Testing web applications can be a challenge. Unlike most other kinds of software, they run across a multitude of platforms and devices. They have to be robust regardless of form factor or choice of browser.
We know this is a problem developers feel: when the MDN Developer Needs Assessment asked web developers for their top pain points, cross-browser testing was in the top five in both 2019 and 2020.
Analysis of the 2020 results revealed a subgroup, comprising 13% of respondents, for whom difficulties writing and running tests were their overall biggest pain point with the web platform.

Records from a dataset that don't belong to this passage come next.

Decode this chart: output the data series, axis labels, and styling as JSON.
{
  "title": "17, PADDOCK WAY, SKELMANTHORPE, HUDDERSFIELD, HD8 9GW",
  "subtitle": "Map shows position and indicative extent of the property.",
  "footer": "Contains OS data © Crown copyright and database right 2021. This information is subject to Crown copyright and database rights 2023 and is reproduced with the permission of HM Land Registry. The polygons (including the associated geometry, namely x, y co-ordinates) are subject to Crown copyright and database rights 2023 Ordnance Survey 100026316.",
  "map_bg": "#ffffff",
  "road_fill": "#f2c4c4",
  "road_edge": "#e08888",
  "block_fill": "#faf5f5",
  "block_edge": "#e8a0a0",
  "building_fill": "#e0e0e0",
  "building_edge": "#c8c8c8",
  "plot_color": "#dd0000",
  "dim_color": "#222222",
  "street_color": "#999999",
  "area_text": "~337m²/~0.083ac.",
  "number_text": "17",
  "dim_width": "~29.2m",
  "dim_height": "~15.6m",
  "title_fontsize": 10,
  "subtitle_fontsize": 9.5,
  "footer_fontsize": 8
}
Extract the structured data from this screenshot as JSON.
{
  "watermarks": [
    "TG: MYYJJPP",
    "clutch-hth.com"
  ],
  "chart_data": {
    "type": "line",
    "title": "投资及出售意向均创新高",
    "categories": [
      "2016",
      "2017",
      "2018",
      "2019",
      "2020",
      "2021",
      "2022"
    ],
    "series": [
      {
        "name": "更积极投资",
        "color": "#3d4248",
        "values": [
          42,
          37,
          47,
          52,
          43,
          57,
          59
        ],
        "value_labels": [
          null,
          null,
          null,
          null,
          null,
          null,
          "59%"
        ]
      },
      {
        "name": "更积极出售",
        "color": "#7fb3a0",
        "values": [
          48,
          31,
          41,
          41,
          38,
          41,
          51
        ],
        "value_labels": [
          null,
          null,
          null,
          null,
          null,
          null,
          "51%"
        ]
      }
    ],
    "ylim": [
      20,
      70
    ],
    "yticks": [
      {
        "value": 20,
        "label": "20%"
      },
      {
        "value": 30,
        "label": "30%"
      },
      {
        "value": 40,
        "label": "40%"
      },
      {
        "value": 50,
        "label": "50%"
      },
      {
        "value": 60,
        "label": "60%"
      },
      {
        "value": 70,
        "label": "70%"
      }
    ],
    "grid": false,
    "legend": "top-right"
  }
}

At Mozilla, we see that as a call to action. With our commitment to building a better Internet, we want to provide web developers the tools they need to build great web experiences – including great tools for testing.
In this series of posts we will explore the current web-application testing landscape and explain what Firefox is doing today to allow developers to run more kinds of tests in Firefox.
The WebDriver Standard
Most current cross-browser test automation uses WebDriver, a W3C specification for browser automation. The protocol used by WebDriver originated in Selenium, one of the oldest and most popular browser automation tools.
To understand the features and limitations of WebDriver, let’s dive in and look at how it works under the hood.
WebDriver provides an HTTP-based synchronous command/response protocol. In this model, clients such as Selenium — called a local end in WebDriver parlance — communicate with a remote end HTTP server using a fixed set of steps:
The local end sends an HTTP request representing a WebDriver command to the remote end.
The remote end takes implementation-specific steps to carry out the command, following the requirements of the WebDriver specification.
The remote end returns an HTTP response to the local end.
This remote end HTTP server could be built into the browser itself, but the most common setup is for all the HTTP processing to happen in a browser-specific driver binary. This accepts the WebDriver HTTP requests and converts them into an internal format for the browser to consume.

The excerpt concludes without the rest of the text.